# 📦 Model Serving & Deployment (MLOps)

In this notebook, we will see how to make a previously trained machine learning model available so that other people or applications can use it.
To do this, we will:

✅ Serve a model as a **REST API** using **FastAPI**

✅ Load a trained model and use it to make predictions through the API

✅ Easily test the endpoint from Python

✅ Understand key concepts about **model deployment in production**

## 🧠 What does “serving a model” mean?

When you train a model in an environment like Jupyter or Google Colab, only I can use it from there. If someone else wants to use it (for example, from a mobile app or a website), that model needs to be **accessible online**.

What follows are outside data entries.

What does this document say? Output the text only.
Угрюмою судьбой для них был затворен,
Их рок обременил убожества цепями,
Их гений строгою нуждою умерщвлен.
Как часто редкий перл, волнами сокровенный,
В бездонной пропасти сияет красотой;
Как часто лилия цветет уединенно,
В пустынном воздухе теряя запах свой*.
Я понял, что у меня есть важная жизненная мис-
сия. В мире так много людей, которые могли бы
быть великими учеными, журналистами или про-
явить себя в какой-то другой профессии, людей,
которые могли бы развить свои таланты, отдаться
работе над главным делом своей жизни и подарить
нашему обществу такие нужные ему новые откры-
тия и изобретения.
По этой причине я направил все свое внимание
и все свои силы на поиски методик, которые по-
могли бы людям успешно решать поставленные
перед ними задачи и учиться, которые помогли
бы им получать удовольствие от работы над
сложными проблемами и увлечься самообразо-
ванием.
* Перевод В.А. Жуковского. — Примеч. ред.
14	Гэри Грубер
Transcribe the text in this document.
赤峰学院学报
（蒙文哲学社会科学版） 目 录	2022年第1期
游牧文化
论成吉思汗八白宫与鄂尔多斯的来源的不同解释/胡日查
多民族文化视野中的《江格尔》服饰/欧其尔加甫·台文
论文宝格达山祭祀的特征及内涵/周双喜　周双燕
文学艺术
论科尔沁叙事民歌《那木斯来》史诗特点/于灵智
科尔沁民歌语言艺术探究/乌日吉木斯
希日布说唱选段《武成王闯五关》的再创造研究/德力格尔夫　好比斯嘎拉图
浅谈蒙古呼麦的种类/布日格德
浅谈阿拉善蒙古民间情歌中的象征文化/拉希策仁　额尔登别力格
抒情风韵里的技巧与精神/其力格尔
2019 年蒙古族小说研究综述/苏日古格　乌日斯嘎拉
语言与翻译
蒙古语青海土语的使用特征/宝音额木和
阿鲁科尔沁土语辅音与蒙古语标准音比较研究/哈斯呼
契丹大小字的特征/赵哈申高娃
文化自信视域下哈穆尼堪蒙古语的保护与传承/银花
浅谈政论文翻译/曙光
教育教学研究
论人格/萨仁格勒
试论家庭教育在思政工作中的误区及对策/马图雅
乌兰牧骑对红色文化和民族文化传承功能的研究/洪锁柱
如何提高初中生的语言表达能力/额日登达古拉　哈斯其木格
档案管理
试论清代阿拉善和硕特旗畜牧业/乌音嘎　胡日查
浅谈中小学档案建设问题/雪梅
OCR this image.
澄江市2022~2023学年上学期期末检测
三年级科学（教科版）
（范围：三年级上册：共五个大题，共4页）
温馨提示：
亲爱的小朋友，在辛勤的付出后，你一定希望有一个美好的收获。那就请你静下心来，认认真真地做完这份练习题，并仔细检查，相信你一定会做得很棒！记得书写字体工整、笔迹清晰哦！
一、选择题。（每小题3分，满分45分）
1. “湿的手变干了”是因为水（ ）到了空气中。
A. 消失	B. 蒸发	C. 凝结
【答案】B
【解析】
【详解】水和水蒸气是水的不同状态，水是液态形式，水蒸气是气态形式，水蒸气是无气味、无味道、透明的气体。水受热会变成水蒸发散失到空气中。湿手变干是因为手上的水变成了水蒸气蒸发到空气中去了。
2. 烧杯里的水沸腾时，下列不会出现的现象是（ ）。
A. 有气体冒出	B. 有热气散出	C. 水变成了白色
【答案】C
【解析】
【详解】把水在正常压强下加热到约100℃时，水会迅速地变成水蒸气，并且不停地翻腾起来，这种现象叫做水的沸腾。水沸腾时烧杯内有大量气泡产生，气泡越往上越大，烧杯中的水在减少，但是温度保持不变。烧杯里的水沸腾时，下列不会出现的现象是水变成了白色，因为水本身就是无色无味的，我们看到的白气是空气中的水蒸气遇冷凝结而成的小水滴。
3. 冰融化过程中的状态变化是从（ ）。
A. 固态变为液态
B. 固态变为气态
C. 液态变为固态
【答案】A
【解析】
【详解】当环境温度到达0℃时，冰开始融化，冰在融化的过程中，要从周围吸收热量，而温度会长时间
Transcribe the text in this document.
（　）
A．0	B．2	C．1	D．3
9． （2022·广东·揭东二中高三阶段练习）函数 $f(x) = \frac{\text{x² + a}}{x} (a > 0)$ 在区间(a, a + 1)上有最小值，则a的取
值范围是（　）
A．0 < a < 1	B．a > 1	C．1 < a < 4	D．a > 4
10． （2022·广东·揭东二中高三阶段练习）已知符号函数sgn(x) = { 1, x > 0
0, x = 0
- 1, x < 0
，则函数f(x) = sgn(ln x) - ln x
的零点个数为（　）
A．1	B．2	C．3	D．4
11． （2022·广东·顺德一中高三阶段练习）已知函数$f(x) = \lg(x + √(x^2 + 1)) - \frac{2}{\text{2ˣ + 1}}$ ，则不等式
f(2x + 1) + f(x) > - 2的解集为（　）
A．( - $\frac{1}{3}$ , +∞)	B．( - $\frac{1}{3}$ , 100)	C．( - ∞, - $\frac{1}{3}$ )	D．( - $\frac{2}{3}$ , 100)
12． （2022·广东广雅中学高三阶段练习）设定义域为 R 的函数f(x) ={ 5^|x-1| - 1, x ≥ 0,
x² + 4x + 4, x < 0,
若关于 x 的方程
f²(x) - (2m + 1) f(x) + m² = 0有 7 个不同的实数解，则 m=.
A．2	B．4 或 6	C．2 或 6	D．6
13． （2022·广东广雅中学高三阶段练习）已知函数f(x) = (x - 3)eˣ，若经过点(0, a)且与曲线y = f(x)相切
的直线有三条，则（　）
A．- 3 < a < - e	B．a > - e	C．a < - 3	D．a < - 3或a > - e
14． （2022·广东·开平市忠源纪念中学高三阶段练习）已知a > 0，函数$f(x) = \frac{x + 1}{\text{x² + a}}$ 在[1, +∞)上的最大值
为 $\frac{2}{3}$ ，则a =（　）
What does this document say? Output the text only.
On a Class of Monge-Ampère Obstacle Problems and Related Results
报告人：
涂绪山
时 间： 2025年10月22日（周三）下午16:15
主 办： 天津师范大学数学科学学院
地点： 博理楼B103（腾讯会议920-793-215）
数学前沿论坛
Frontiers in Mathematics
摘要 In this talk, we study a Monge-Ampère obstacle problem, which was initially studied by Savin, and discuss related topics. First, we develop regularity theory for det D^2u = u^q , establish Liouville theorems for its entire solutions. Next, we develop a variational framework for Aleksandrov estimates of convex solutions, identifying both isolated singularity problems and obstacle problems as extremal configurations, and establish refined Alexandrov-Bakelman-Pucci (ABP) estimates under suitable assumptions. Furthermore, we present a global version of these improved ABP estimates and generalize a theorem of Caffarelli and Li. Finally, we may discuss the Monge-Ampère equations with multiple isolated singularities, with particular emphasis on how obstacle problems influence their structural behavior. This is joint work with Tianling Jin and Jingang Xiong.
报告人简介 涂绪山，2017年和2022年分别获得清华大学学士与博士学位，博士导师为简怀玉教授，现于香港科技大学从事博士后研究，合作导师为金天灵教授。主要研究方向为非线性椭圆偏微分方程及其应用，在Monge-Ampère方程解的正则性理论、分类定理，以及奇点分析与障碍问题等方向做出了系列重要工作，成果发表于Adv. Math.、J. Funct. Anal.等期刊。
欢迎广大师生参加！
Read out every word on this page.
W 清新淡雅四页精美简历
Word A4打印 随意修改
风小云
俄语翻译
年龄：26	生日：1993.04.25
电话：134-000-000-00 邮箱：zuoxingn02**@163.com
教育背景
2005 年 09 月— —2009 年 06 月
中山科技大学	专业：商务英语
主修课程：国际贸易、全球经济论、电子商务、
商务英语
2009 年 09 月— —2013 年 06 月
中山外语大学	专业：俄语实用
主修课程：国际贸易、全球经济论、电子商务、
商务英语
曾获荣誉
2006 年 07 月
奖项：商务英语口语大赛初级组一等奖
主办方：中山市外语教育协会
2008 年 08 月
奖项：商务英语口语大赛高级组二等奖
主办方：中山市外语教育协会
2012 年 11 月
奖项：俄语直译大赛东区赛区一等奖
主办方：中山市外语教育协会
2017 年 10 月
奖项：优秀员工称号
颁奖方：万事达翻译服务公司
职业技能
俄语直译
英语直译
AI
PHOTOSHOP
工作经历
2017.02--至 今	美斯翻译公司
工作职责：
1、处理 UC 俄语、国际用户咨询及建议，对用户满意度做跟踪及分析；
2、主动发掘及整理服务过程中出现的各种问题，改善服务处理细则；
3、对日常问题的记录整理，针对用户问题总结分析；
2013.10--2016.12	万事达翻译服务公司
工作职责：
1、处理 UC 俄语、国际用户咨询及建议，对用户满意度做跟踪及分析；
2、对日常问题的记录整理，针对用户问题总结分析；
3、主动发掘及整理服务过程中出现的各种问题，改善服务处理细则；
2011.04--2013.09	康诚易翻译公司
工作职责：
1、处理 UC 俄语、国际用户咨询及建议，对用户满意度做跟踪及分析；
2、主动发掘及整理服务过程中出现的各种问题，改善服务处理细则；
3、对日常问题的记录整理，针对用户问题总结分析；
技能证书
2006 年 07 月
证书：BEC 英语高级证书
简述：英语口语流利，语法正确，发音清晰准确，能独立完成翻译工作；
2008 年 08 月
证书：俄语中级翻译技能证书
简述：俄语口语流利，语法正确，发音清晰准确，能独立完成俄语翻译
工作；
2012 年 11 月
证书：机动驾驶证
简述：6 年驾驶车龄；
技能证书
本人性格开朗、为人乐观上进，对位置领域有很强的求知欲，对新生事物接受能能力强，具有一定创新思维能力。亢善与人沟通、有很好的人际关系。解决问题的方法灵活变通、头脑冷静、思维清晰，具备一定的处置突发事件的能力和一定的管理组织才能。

To achieve this, we **serve the model as a web API**.
This means that:

- We expose a function (for example, `predict_diabetes`) through a URL
- Any system can send data to that URL
- The model will respond with a prediction

This is the foundation of many products that use machine learning.

## 🔧 Tools we will use

| Tool         | What It’s Used For?                                |
| ------------ | --------------------------------------------------- |
| **FastAPI**  | To create modern and easy-to-use web APIs in Python |
| **Uvicorn**  | Web server that runs FastAPI                        |
| **Pickle**   | To save and load trained models                     |
| **requests** | To make HTTP calls from Python and test the API     |



## 📈 Practical case: Diabetes prediction

We will work with a model that predicts whether a person has diabetes, using the classic "Pima Indians Diabetes" dataset.

The model will be a logistic regression trained with`scikit-learn`, and we will serve it as a RESTful API using `FastAPI`.

### 1. Training and saving the model

In [1]:
import pandas as pd
from sklearn.linear_model import LogisticRegression
from sklearn.model_selection import train_test_split
import pickle

# 1. Load the dataset
df = pd.read_csv("https://raw.githubusercontent.com/selva86/datasets/master/PimaIndiansDiabetes.csv")

# 2. Split the data into features (X) and target (y)
X = df.drop("Class", axis=1)
y = df["Class"]

# 3. Divide the data into training and test sets
X_train, X_test, y_train, y_test = train_test_split(X, y, test_size=0.2, random_state=42)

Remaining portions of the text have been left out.